Dylan McCabe: I love that. Yeah. Be proactive, not reactive, get involved. I love that. That’s great. Well, guys, thank you so much for being on the show because there’s a lot of our listeners that maybe, may not be involved in rheumatology, and you’ve just totally lit a flame to inspire them to think more about that. And a lot of our listeners don’t realize resources that are available like RNS and now they do. Now they know they can tap into all those resources. So it’s just great to share these resources with our listeners. And we really appreciate you guys being on the show. All right that concludes our interview. And if you listen to some of the things they said, it’s just critical to make sure you have some of those business practices in place.
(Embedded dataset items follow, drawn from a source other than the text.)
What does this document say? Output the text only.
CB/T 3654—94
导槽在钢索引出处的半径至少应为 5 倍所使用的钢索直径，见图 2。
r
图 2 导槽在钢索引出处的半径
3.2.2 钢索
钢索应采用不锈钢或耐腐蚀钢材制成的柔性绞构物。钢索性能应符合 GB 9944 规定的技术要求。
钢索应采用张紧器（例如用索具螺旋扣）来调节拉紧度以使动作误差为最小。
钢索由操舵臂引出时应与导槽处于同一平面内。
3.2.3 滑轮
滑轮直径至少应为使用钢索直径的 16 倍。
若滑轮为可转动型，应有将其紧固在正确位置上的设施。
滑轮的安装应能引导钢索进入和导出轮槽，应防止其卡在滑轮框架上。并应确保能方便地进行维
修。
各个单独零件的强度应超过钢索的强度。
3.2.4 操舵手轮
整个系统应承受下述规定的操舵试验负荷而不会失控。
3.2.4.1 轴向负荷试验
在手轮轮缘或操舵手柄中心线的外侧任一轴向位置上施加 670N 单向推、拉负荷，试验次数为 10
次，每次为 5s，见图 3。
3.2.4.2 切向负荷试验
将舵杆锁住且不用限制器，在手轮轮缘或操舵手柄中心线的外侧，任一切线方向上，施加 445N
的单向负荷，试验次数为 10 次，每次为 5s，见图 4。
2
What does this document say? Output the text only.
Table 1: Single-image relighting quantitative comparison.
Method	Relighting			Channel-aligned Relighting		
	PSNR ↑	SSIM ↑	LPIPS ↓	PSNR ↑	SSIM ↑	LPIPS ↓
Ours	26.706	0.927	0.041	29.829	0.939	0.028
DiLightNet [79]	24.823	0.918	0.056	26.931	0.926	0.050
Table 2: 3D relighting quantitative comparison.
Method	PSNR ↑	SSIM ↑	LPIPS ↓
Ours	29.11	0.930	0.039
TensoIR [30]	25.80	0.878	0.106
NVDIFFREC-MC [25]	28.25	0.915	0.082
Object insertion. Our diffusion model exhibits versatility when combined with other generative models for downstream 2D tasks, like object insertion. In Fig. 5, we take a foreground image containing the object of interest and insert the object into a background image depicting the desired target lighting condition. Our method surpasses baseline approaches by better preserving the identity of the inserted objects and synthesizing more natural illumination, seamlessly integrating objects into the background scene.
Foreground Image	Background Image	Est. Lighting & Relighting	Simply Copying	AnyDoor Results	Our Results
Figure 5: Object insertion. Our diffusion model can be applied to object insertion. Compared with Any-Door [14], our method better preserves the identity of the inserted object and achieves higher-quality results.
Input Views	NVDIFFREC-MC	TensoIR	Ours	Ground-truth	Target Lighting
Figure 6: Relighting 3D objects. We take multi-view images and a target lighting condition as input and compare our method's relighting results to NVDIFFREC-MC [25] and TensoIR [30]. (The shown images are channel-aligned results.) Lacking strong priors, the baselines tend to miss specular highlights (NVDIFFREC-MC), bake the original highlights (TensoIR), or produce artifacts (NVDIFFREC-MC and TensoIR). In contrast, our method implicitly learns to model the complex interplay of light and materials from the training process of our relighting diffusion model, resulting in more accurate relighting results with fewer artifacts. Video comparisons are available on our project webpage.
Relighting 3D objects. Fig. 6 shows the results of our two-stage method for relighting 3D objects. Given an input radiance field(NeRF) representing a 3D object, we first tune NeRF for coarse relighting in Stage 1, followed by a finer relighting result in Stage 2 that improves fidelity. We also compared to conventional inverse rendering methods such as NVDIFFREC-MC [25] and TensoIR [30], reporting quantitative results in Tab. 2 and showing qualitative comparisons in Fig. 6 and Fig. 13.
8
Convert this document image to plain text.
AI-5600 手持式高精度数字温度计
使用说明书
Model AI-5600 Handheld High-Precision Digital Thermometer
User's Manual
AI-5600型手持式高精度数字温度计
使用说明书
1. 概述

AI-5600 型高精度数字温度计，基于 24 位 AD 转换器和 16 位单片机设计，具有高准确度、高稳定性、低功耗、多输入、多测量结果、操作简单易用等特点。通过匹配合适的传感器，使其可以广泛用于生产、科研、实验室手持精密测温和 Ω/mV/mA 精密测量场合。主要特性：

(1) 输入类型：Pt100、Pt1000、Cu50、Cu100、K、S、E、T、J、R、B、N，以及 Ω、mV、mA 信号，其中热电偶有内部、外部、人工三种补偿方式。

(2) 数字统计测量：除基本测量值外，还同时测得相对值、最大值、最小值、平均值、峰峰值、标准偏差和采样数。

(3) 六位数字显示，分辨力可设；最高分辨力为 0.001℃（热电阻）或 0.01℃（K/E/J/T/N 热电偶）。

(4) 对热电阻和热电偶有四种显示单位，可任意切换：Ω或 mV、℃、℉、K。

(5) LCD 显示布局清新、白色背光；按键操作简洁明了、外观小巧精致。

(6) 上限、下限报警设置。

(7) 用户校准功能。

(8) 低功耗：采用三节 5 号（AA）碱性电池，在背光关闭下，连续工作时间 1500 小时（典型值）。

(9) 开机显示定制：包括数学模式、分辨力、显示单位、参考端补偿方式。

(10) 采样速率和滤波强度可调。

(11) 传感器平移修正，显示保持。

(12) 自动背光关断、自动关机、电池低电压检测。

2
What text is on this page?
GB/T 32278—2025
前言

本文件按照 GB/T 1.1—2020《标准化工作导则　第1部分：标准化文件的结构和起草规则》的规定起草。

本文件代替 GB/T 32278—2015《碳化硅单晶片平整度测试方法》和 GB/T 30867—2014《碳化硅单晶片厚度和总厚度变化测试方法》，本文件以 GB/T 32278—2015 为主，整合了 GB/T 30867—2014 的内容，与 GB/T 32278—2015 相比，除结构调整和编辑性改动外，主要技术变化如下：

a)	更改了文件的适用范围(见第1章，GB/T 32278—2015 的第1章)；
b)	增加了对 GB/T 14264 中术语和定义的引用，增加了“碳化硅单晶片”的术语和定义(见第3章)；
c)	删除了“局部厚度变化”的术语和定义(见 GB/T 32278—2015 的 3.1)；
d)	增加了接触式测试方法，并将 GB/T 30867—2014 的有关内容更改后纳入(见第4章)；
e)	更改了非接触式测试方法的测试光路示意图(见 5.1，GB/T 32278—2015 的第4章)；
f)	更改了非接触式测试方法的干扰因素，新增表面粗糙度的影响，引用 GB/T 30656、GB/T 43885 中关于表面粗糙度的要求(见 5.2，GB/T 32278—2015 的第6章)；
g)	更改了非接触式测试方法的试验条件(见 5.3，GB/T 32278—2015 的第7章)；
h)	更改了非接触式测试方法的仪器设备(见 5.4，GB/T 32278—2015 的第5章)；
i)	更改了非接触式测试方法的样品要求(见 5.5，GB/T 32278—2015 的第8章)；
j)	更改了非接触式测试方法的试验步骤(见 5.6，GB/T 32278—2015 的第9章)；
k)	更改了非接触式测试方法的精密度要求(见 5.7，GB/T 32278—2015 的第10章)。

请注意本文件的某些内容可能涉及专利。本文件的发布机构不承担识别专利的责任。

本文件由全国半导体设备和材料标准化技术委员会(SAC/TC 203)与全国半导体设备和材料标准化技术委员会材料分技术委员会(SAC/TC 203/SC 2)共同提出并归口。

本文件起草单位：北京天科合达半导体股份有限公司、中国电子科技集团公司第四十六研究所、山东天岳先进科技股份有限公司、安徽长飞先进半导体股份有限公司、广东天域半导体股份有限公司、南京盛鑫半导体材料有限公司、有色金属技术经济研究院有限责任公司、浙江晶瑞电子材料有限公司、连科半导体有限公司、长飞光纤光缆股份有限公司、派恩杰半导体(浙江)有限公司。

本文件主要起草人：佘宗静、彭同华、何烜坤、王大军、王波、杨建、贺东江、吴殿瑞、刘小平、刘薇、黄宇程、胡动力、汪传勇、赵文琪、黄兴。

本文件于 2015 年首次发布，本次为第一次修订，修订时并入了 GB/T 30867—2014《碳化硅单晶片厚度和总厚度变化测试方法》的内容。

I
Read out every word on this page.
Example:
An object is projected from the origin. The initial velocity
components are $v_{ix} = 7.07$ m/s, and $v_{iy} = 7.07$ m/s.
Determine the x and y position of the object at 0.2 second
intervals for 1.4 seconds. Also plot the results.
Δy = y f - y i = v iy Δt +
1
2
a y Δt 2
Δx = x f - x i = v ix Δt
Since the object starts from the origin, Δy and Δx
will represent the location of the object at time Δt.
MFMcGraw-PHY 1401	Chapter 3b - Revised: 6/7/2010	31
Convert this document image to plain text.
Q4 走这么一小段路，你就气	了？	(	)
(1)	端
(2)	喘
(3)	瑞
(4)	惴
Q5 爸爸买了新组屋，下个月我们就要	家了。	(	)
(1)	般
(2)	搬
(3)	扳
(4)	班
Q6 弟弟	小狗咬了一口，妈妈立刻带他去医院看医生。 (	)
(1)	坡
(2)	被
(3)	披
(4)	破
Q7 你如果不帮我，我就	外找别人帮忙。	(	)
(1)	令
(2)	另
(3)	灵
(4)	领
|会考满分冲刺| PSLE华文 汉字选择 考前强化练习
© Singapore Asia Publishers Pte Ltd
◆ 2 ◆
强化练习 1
And that’s really what WeInfuse is designed to do to enable you to focus on the clinical side, knowing that the scary, stressful side of the infusion practice, the benefits investigation process, the scheduling, making sure you have your I’s dotted and T’s crossed. That’s what that software does is it puts that platform in place. And so if you haven’t done so yet, be sure to check out weinfuse.com and schedule a demo to learn more about how WeInfuse can simplify the entire infusion practice. And we are much more than a software company. We really aim to provide tips, tools, and tactics that can help you simplify the whole process overall. This is Dylan McCabe with WeInfuse podcast. Thank you for listening and joining the program and we will catch you in the next episode.

Guest Speakers: Executive Director of the Rheumatology Nurses Society (RNS), and CEO & Chief Solutions Officer at Lyons Den Solutions, Kevin Lyons has over 30 years of experience implementing sophisticated solutions. He has helped to launch nine start-up companies, and specializes in healthcare education, business training, fitness and wellness, and cause-based non-profits.

With over 15 years of experience, Amanda Mixon, MS is a Physician Assistant at the Colorado Center for Arthritis and Osteoporosis. Her primary focus is on joint inflammation, and she received her MS as a Physician Assistant from the University of New England.